Tuesday, April 14, 2009

a little lesson on alleles...

mapping the human genome: part 1

dad -
ridiculous goofiness
math
daydreamer
philosopher
smart
teacher
  learner
wanderlust
  listener
  dispenser of zen wisdom
  lover, not a fighter
  walking fortune cookie
  friendliness beyond boundaries
  faith
  brooding
  philanthropic
  thinker
  curious
  genuine
  giving
  selfless
  observer
  scientist


mom -
robbins mechanical genius
generosity
energizer bunny
organizer
fiery/passionate
  which means volatile temper
generosity
stubbornness
  leader (sometimes of the nazi variety)
  lover and a fighter
  musical
  practical
  individualistc
  resilient
  forgiving
  strong
  selfless
  "this is why i can't have any nice things"
  decisive
  supportive


you guys fit together like a puzzle. don't forget to appreciate that.

Monday, April 13, 2009

salad

me and peter made the biggest and most delicious salad everrrrrr. and then we put it in our collective mouth. it was fricken great. i love tomatoes and olives and cucumber and feta and

lettuce
bread
asian dressing
salt n pepper
chicken (chicken is key)
hummus

man, food is great... plus puppy brought some food from his mom, i've got fruits and vegetables, eggs and bread and sassage, and there are still burgers, dogs, and buns from new scholar weekend. food is everywhere.

IMs start this week.

its getting warmer outside.

life is good.

Friday, March 27, 2009

back.

so, after a brief hiatus, i am back. to my numerous fans, as countless as the stars in the sky and the sand on the beach: sorry to keep all of you waiting. don't be too angry... rejoice!

i wish i had something, anything of true value to put here, but i don't really. i just figured if i don't post now, i never will.

there's something to be said about taking action, even if it may not be exactly the right action. thats a problem i have sometimes - debating a decision beyond a reasonable timeframe, to the point where i KNOW i'm overanalyzing, but am still paralyzed by doubt. eveen for the most menial and pointless of decisions, if one path is not clearly superior, i can get trapped for hours exploring all possible ramifications of each choice, hoping that somewhere i will run into some minute detail that will provide one choice with enough of an edge for me to feel comfortable with it. and sometimes that edge just doesn't exist, but i keep searching and searching in vain, even though i realize that i should just stop and make the decision.

i think part of the reason that i do this is that i really do not like to shut doors behind me. whenever i face a decision, i think of it as if each fork in the road opens a new world of possibilities. and while that's a beautiful thing, i get trapped dwelling on the negative. even though making a decision opens up a new world of opportunity, i sometimes get trapped thinking only of the numerous worlds of opportunity that i am also closing off. 
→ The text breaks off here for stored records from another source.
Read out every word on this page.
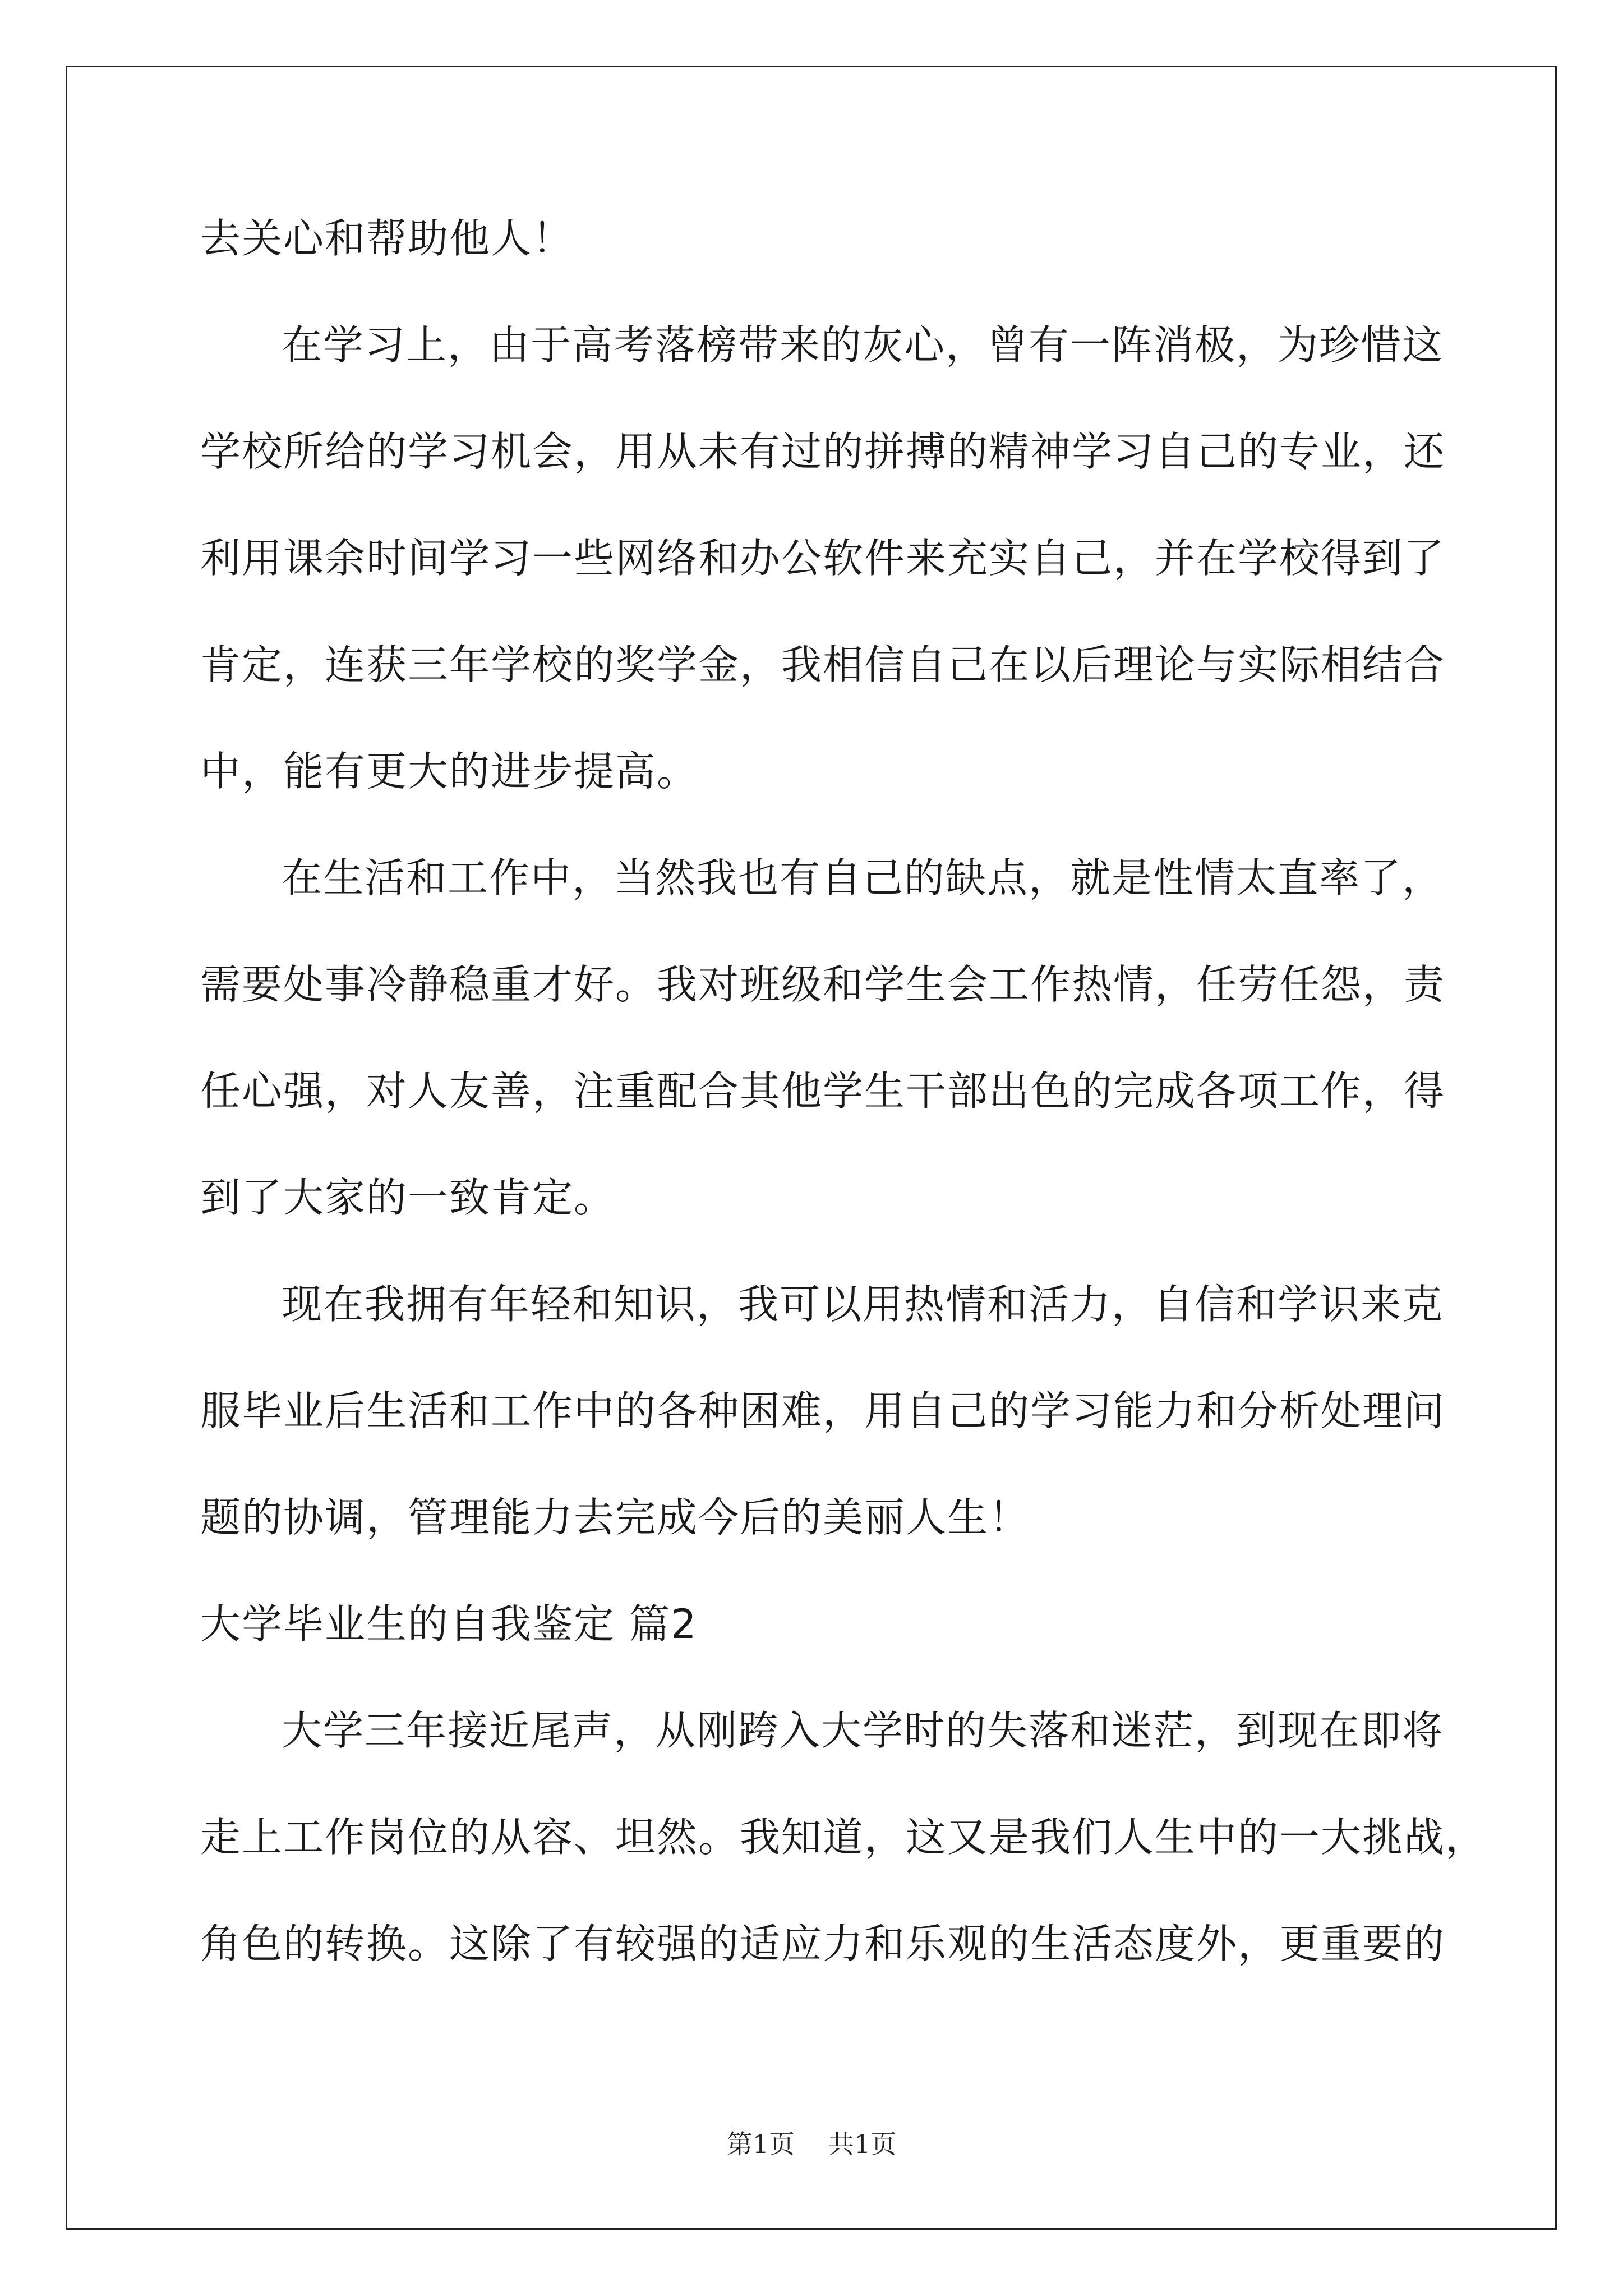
去关心和帮助他人！
在学习上，由于高考落榜带来的灰心，曾有一阵消极，为珍惜这
学校所给的学习机会，用从未有过的拼搏的精神学习自己的专业，还
利用课余时间学习一些网络和办公软件来充实自己，并在学校得到了
肯定，连获三年学校的奖学金，我相信自己在以后理论与实际相结合
中，能有更大的进步提高。
在生活和工作中，当然我也有自己的缺点，就是性情太直率了，
需要处事冷静稳重才好。我对班级和学生会工作热情，任劳任怨，责
任心强，对人友善，注重配合其他学生干部出色的完成各项工作，得
到了大家的一致肯定。
现在我拥有年轻和知识，我可以用热情和活力，自信和学识来克
服毕业后生活和工作中的各种困难，用自己的学习能力和分析处理问
题的协调，管理能力去完成今后的美丽人生！
大学毕业生的自我鉴定 篇2
大学三年接近尾声，从刚跨入大学时的失落和迷茫，到现在即将
走上工作岗位的从容、坦然。我知道，这又是我们人生中的一大挑战，
角色的转换。这除了有较强的适应力和乐观的生活态度外，更重要的
第1页 共1页
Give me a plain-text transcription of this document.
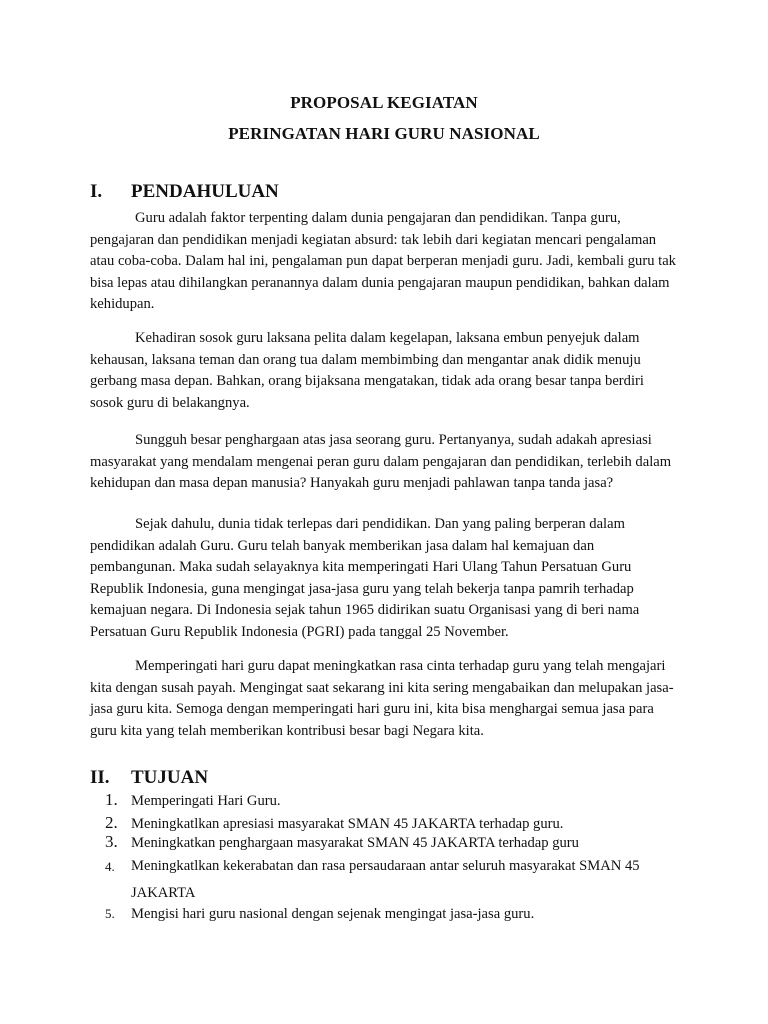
PROPOSAL KEGIATAN
PERINGATAN HARI GURU NASIONAL
I. PENDAHULUAN

Guru adalah faktor terpenting dalam dunia pengajaran dan pendidikan. Tanpa guru, pengajaran dan pendidikan menjadi kegiatan absurd: tak lebih dari kegiatan mencari pengalaman atau coba-coba. Dalam hal ini, pengalaman pun dapat berperan menjadi guru. Jadi, kembali guru tak bisa lepas atau dihilangkan peranannya dalam dunia pengajaran maupun pendidikan, bahkan dalam kehidupan.

Kehadiran sosok guru laksana pelita dalam kegelapan, laksana embun penyejuk dalam kehausan, laksana teman dan orang tua dalam membimbing dan mengantar anak didik menuju gerbang masa depan. Bahkan, orang bijaksana mengatakan, tidak ada orang besar tanpa berdiri sosok guru di belakangnya.

Sungguh besar penghargaan atas jasa seorang guru. Pertanyanya, sudah adakah apresiasi masyarakat yang mendalam mengenai peran guru dalam pengajaran dan pendidikan, terlebih dalam kehidupan dan masa depan manusia? Hanyakah guru menjadi pahlawan tanpa tanda jasa?

Sejak dahulu, dunia tidak terlepas dari pendidikan. Dan yang paling berperan dalam pendidikan adalah Guru. Guru telah banyak memberikan jasa dalam hal kemajuan dan pembangunan. Maka sudah selayaknya kita memperingati Hari Ulang Tahun Persatuan Guru Republik Indonesia, guna mengingat jasa-jasa guru yang telah bekerja tanpa pamrih terhadap kemajuan negara. Di Indonesia sejak tahun 1965 didirikan suatu Organisasi yang di beri nama Persatuan Guru Republik Indonesia (PGRI) pada tanggal 25 November.

Memperingati hari guru dapat meningkatkan rasa cinta terhadap guru yang telah mengajari kita dengan susah payah. Mengingat saat sekarang ini kita sering mengabaikan dan melupakan jasa-jasa guru kita. Semoga dengan memperingati hari guru ini, kita bisa menghargai semua jasa para guru kita yang telah memberikan kontribusi besar bagi Negara kita.

II. TUJUAN
1. Memperingati Hari Guru.
2. Meningkatlkan apresiasi masyarakat SMAN 45 JAKARTA terhadap guru.
3. Meningkatkan penghargaan masyarakat SMAN 45 JAKARTA terhadap guru
4. Meningkatlkan kekerabatan dan rasa persaudaraan antar seluruh masyarakat SMAN 45 JAKARTA
5. Mengisi hari guru nasional dengan sejenak mengingat jasa-jasa guru.
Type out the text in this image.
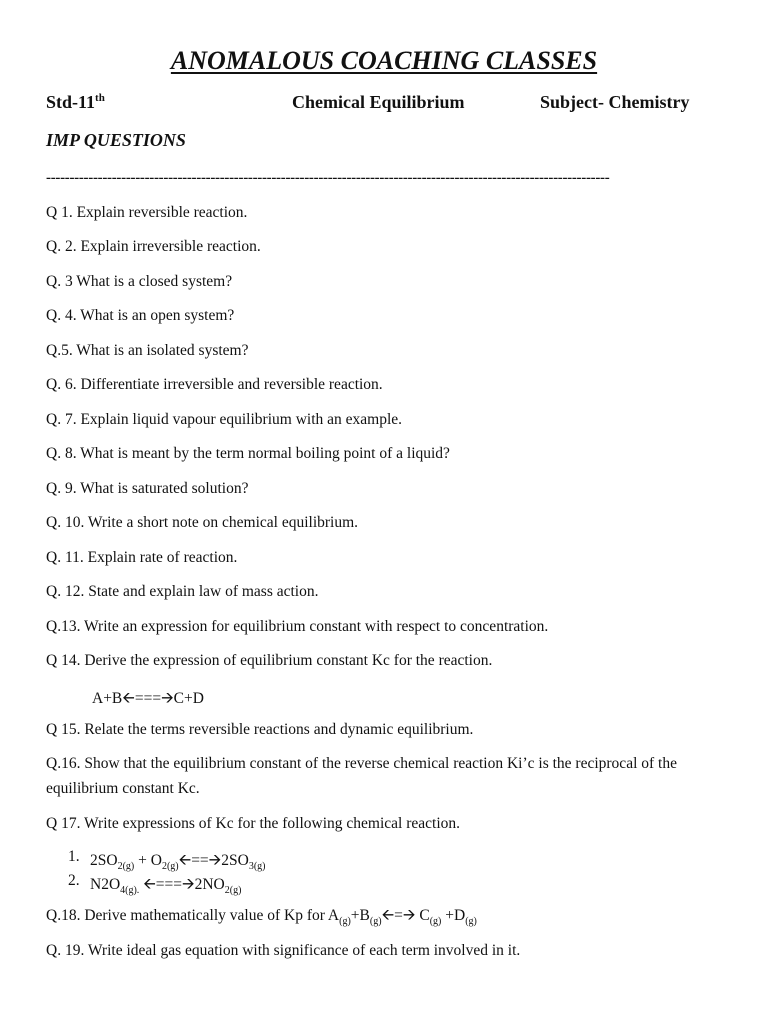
ANOMALOUS COACHING CLASSES
Std-11th	Chemical Equilibrium	Subject- Chemistry
IMP QUESTIONS
------------------------------------------------------------------------------------------------------------------------
Q 1. Explain reversible reaction.
Q. 2. Explain irreversible reaction.
Q. 3 What is a closed system?
Q. 4. What is an open system?
Q.5. What is an isolated system?
Q. 6. Differentiate irreversible and reversible reaction.
Q. 7. Explain liquid vapour equilibrium with an example.
Q. 8. What is meant by the term normal boiling point of a liquid?
Q. 9. What is saturated solution?
Q. 10. Write a short note on chemical equilibrium.
Q. 11. Explain rate of reaction.
Q. 12. State and explain law of mass action.
Q.13. Write an expression for equilibrium constant with respect to concentration.
Q 14. Derive the expression of equilibrium constant Kc for the reaction.
A+B🡨===🡪C+D
Q 15. Relate the terms reversible reactions and dynamic equilibrium.
Q.16. Show that the equilibrium constant of the reverse chemical reaction Ki’c is the reciprocal of the equilibrium constant Kc.
Q 17. Write expressions of Kc for the following chemical reaction.
1. $2SO_{2(g)}$ + $O_{2(g)}🡨==🡪2SO_{3(g)}$
2. $N2O_{4(g).}$ $🡨===🡪2NO_{2(g)}$
Q.18. Derive mathematically value of Kp for $A_{(g)}+B_{(g)}🡨=🡪$ $C_{(g)} +D_{(g)}$
Q. 19. Write ideal gas equation with significance of each term involved in it.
there's something to be said for just charging ahead, all reckless, full of bravado, and with a certain air of invincibility. this is not the path of the timid, nor of the pragmatic. however, i think its the path i need to take more often, just to avoid the pitfalls of inaction.

to leave things on a positive note, spring quarter is upcoming, and it is going to be, in the words of one justin welke, "the best quarter of college/life... ever". im going to go eat now.